Regular maintenance can help improve your car’s fuel efficiency and help it run more reliably. A vehicle that gets regular oil and oil filter changes will get better gas mileage than a car that has been neglected. Running fuel injector cleaners can also help the injectors from becoming clogged, which will reduce fuel efficiency.

Front- or All-Wheel-Drive:
The configuration of your vehicle will make it more or less efficient due to the amount of work needed to turn the wheels. An all-wheel-drive vehicle offers a lot of benefits when it comes to handling and responsiveness but it will almost always result in lower fuel economy.
A front-wheel-drive car will get better gas mileage because it requires less energy to pull a car than it does to push it.
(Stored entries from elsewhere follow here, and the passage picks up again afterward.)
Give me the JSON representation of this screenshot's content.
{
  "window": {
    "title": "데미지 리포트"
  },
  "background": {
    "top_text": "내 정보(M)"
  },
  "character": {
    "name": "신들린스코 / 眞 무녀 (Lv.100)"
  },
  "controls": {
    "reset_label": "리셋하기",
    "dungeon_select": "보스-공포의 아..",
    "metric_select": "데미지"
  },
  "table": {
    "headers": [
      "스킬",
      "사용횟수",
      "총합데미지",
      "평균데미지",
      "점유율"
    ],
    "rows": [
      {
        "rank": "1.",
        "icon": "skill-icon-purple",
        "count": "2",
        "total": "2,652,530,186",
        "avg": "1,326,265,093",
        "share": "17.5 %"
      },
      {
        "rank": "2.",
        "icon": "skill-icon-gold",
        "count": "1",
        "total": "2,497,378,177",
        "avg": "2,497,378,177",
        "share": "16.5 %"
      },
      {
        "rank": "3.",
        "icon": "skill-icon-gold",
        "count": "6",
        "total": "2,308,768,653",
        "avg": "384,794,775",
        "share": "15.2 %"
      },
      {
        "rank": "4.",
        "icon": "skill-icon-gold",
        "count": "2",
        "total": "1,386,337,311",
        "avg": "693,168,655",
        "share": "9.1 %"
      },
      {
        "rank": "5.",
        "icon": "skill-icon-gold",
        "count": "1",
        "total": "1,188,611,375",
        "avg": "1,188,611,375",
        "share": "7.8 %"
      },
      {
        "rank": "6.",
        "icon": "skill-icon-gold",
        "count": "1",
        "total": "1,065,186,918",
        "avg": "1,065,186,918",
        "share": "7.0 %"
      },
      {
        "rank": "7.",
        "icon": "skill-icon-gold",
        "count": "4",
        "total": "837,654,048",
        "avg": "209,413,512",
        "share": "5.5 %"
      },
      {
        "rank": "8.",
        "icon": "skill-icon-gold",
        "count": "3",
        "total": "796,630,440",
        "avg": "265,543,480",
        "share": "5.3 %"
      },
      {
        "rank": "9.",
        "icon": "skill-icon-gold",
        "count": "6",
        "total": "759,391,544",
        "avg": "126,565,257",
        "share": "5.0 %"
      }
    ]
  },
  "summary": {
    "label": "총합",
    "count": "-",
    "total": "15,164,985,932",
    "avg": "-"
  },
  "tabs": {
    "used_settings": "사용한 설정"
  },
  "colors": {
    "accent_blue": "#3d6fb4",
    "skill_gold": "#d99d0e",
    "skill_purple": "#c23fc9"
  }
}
Difference Between MPG and GPM

Sometimes, you may see fuel economy expressed as GPM instead of MPG. This is a unit of measurement conceived of by Edmunds to show how many gallons of fuel a vehicle needs to travel 100 miles. For example, if a vehicle is rated at 12.5 GPM, it needs eight gallons of fuel to go 100 miles. This can sometimes be a better way to show how fuel-efficient a vehicle is depending on the circumstances.

Final Thoughts

Better fuel economy will always be an important consideration when purchasing a vehicle. Even though hybrid cars and EVs are becoming more popular, for the time being, gasoline is the primary fuel for most cars and gas prices will always be a consideration. Understanding what affects gas mileage and what is considered a good fuel efficiency rating can help you make the right decision when you are thinking about buying a new or used vehicle.